Scott rend la situation encore plus complexe pour les observateurs optimistes de la nature. « Dans de nombreux cas, les plantes préfèrent envoyer des signaux trompeurs. Mentir. Par exemple, elles peuvent indiquer qu'elles se nourrissent alors qu'il n'y a pas d'herbivore. Elles induisent alors en erreur leurs concurrents locaux, les incitant à investir dans des mécanismes de défense coûteux. En fait, elles nuisent à leurs voisins au lieu d'être altruistes. Une signalisation honnête et active ne serait une stratégie stable que dans des conditions très restrictives. Tout au plus envers votre pollinisateur ou votre disperseur de graines, si vous n'êtes pas en concurrence directe avec eux. »

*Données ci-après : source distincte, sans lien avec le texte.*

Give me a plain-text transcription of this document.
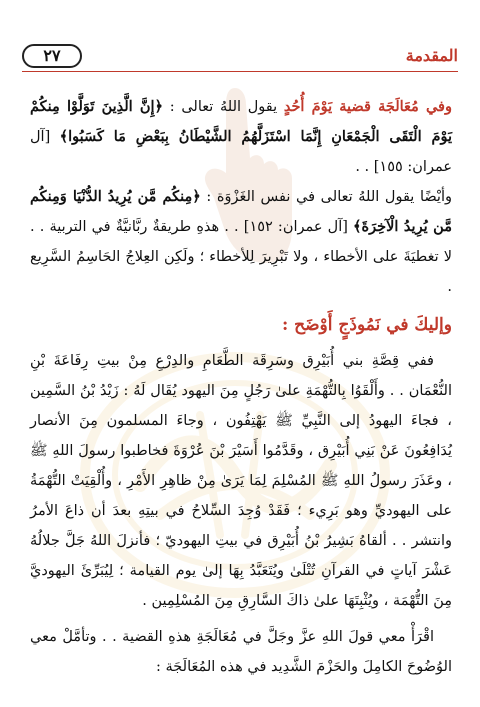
٢٧	المقدمة

وفي مُعَالَجَة قضية يَوْمَ أُحُدٍ يقول اللهُ تعالى : ﴿إِنَّ الَّذِينَ تَوَلَّوْا مِنكُمْ يَوْمَ الْتَقَى الْجَمْعَانِ إِنَّمَا اسْتَزَلَّهُمُ الشَّيْطَانُ بِبَعْضِ مَا كَسَبُوا﴾ [آل عمران: ١٥٥] . .

وأيْضًا يقول اللهُ تعالى في نفس الغَزْوَة : ﴿مِنكُم مَّن يُرِيدُ الدُّنْيَا وَمِنكُم مَّن يُرِيدُ الْآخِرَةَ﴾ [آل عمران: ١٥٢] . . هذهِ طريقةٌ ربَّانيَّةٌ في التربية . . لا تغطيَةَ على الأخطاء ، ولا تَبْرِيرَ لِلأخطاء ؛ ولَكِن العِلاجُ الحَاسِمُ السَّرِيع .

وإليكَ في نَمُوذَجٍ أَوْضَح :

ففي قِصَّةِ بني أُبَيْرِق وسَرِقَة الطَّعَامِ والدِرْعِ مِنْ بيتِ رِفَاعَةَ بْنِ النُّعْمَان . . وأَلْقَوُا بِالتُّهْمَةِ علىٰ رَجُلٍ مِنَ اليهود يُقَال لَهُ : زَيْدُ بْنُ السَّمِين ، فجاءَ اليهودُ إلى النَّبِيِّ ﷺ يَهْتِفُون ، وجاءَ المسلمون مِنَ الأنصار يُدَافِعُونَ عَنْ بَنِي أُبَيْرِق ، وقَدَّمُوا أَسَيْرَ بْنَ عُرْوَةَ فخاطبوا رسولَ اللهِ ﷺ ، وعَذَرَ رسولُ اللهِ ﷺ المُسْلِمَ لِمَا يَرَىٰ مِنْ ظاهِرِ الأَمْرِ ، وأُلْقِيَتْ التُّهْمَةُ على اليهوديِّ وهو بَرِيء ؛ فَقَدْ وُجِدَ السِّلاحُ في بيتِهِ بعدَ أن ذاعَ الأمرُ وانتشر . . ألقاهُ بَشِيرُ بْنُ أُبَيْرِق في بيتِ اليهوديّ ؛ فأنزلَ اللهُ جَلَّ جلالُهُ عَشْرَ آياتٍ في القرآنِ تُتْلَىٰ ويُتَعَبَّدُ بِهَا إلىٰ يوم القيامة ؛ لِيُبَرِّئَ اليهوديَّ مِنَ التُّهْمَة ، ويُثْبِتَهَا علىٰ ذاكَ السَّارِقِ مِنَ المُسْلِمِين .

اقْرَأْ معي قولَ اللهِ عزَّ وجَلَّ في مُعَالَجَةِ هذهِ القضية . . وتأمَّلْ معي الوُضُوحَ الكامِلَ والحَزْمَ الشَّدِيد في هذه المُعَالَجَة :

Mais existe-t-il une exception ? Qu'en est-il des parents directs, comme le frère d'un saule ou la sœur d'un semis ? Après tout, ils partagent des gènes. Et la sélection de parenté et l'altruisme envers les congénères n'étaient-ils pas considérés comme un phénomène familial important chez les animaux ? Scott souligne une caractéristique particulière des arbres. « La compétition de parenté est l'inverse. Un certain altruisme se manifeste lorsque vos descendants ou vos frères et sœurs se dispersent pour rivaliser avec d'autres plantes. Les plantes sont relativement immobiles et, par sélection, elles auront donc tendance à entrer en compétition avec leurs parents voisins. »
Il est très important de rechercher des alternatives aux « bonnes histoires »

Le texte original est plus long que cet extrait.